ADC 2021 keynote: Yes to new insulins – but health disparities matter

Type 1 diabetes

By Mardi Chapman

17 Aug 2021

Prof Satish Garg

Insulin has come a long way in 100 years but the promise of ultra-rapid and ultra-long-acting analogues and smart delivery devices is an empty one when too many patients are missing out, an international expert says.

Speaking in the Opening Plenary at the Australasian Diabetes Congress 2021, Professor Satish Garg said worldwide diabetes mortality data published recently in the NEJM clearly showed that many people in many countries cannot afford insulin therapy.

“Even in the developed world like the US, Canada and Western Europe, it is important to note that insulin therapies are widely available but pretty expensive. We need to make these therapies more easy [sic] for patients.”

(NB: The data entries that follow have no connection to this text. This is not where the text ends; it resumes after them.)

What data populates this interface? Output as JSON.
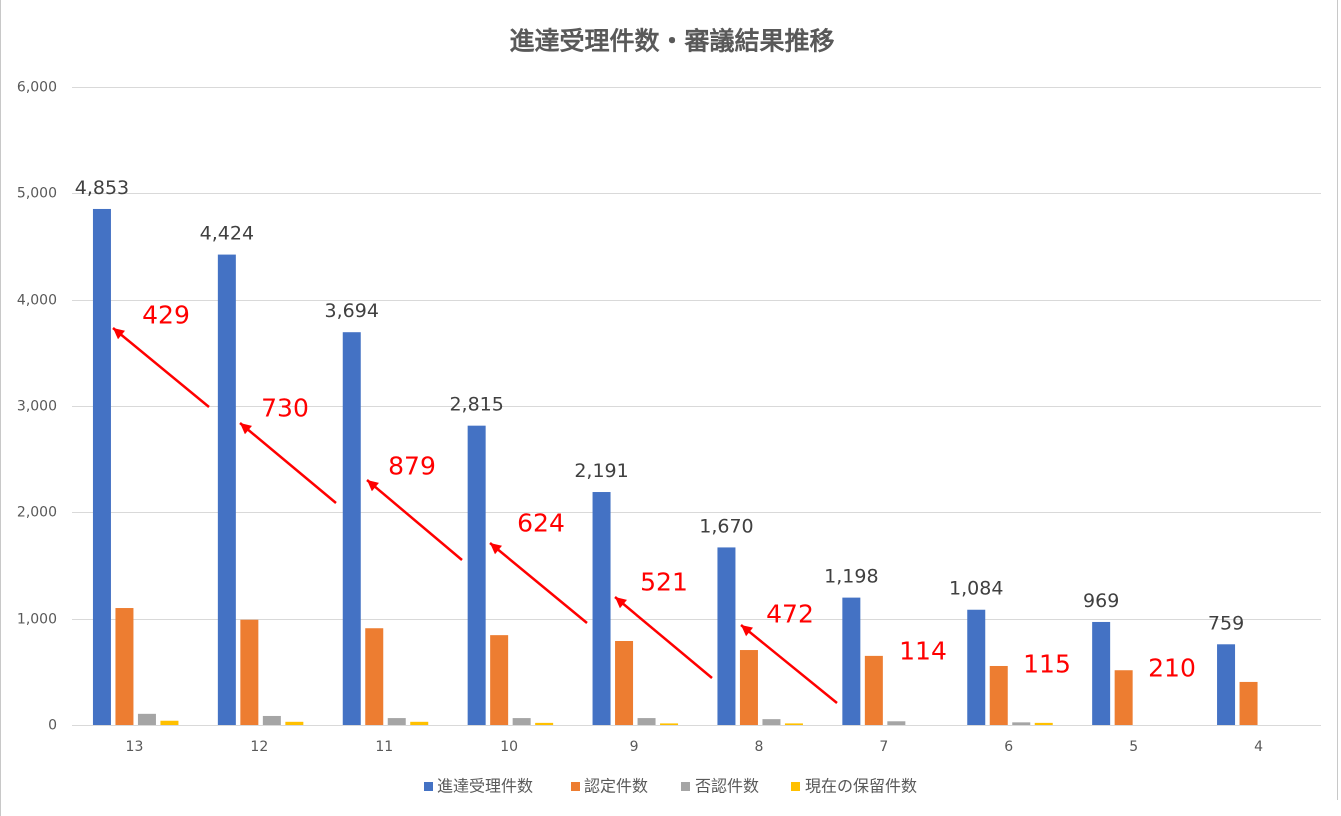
{
  "chart_data": {
    "type": "bar",
    "title": "進達受理件数・審議結果推移",
    "categories": [
      "13",
      "12",
      "11",
      "10",
      "9",
      "8",
      "7",
      "6",
      "5",
      "4"
    ],
    "ylim": [
      0,
      6000
    ],
    "yticks": [
      0,
      1000,
      2000,
      3000,
      4000,
      5000,
      6000
    ],
    "grid": true,
    "legend_position": "bottom",
    "series": [
      {
        "name": "進達受理件数",
        "color": "#4472c4",
        "values": [
          4853,
          4424,
          3694,
          2815,
          2191,
          1670,
          1198,
          1084,
          969,
          759
        ],
        "data_labels": true
      },
      {
        "name": "認定件数",
        "color": "#ed7d31",
        "values": [
          1100,
          990,
          910,
          845,
          790,
          705,
          650,
          555,
          515,
          405
        ]
      },
      {
        "name": "否認件数",
        "color": "#a5a5a5",
        "values": [
          105,
          85,
          65,
          65,
          65,
          55,
          35,
          25,
          0,
          0
        ]
      },
      {
        "name": "現在の保留件数",
        "color": "#ffc000",
        "values": [
          40,
          30,
          30,
          20,
          15,
          15,
          0,
          20,
          0,
          0
        ]
      }
    ],
    "annotations": [
      "429",
      "730",
      "879",
      "624",
      "521",
      "472",
      "114",
      "115",
      "210"
    ],
    "annotation_color": "#ff0000"
  }
}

Professor Garg, from the Barbara Davis Centre for Diabetes at the University of Colorado, and Editor-in-Chief of Diabetes Technology & Therapeutics, said the lifetime economic burden of about 1.5 million people with type 1 diabetes in the US was about $1 trillion.

Yet the majority of patients in the US were not doing well.

He said data from the T1D Exchange registry showed that only about one in four US adults and youth with type 1 diabetes were achieving ADA goals for HbA1c despite advances in technology and care.

“Somehow or another we all need to do a better job … so there are less disparities across the globe and everybody is able to get decent care for their diabetes.”

He noted that people with diabetes from communities of colour and those with low socioeconomic status were bearing the brunt of huge disparities in care.

As well, it was unfortunate to note that many patients with type 1 diabetes were becoming overweight or obese.

“Nowadays, two-thirds of patients have what we call double diabetes – diabetes which requires insulin therapy and insulin resistance from obesity,” he said.

Digital health can breaks down barriers

Professor Garg said possibly 150 million people required insulin therapy worldwide.

“If we want to reduce overall health care costs, we have to look at barriers so every patient is treated equally and glucose control is optimised in the majority of patients.”

“And maybe we are learning a lot from the COVID-19 pandemic … how digitisation of diabetes care might allow us to break down these barriers and have many more patients seen electronically or through telehealth and managed more effectively.”

Professor Garg said the pandemic’s mitigation efforts, especially social distancing, had led to an unprecedented surge in technology growth across all industries including health.

Digital medicine and telehealth – like virtual medical congresses – were here to stay, he said.

“Real-time CGM has really revolutionised care. It has proven its value across various environments during lockdown in the telehealth environment, remote monitoring and inside the hospital.”

Regarding CGMs, he said almost all sensors now have mean absolute relative difference (MARD) <10%.

“We also hope there will be a continuous ketone measurement made available.”

He said the CGM marketplace was about $6-7 billion and was going to exponentially increase to more than $15-20 billion in the next five years.

Professor Garg said some of the barriers to achieving glycaemic goals with insulin included non-physiologic pharmacokinetic profiles, non-adherence to MDI, erratic drug absorption due to lipohypertrophy, complex regimens and human error when calculating doses, the inability to adjust basal insulin once given, and weight gain with therapy.

As a consequence, insulins which could be given less frequently or delivered differently were in the spotlight.

Experimental approaches – some of which had come and gone – included:

  • The addition of hyaluronidase to rapid acting insulin to improve tissue permeability
  • The addition of EDTA to improve speed of action
  • Inhaled insulins e.g. Exubera and Afrezza
  • Warming the skin to speed infusion e.g. InsuPad
  • Microneedles into the intradermal space
  • Intraperitoneal delivery eg. Diaport
  • Smart pens e.g. InPen approved in the US
  • Aquasomes, biodegradable nanoparticles, injectable microgels & microspheres.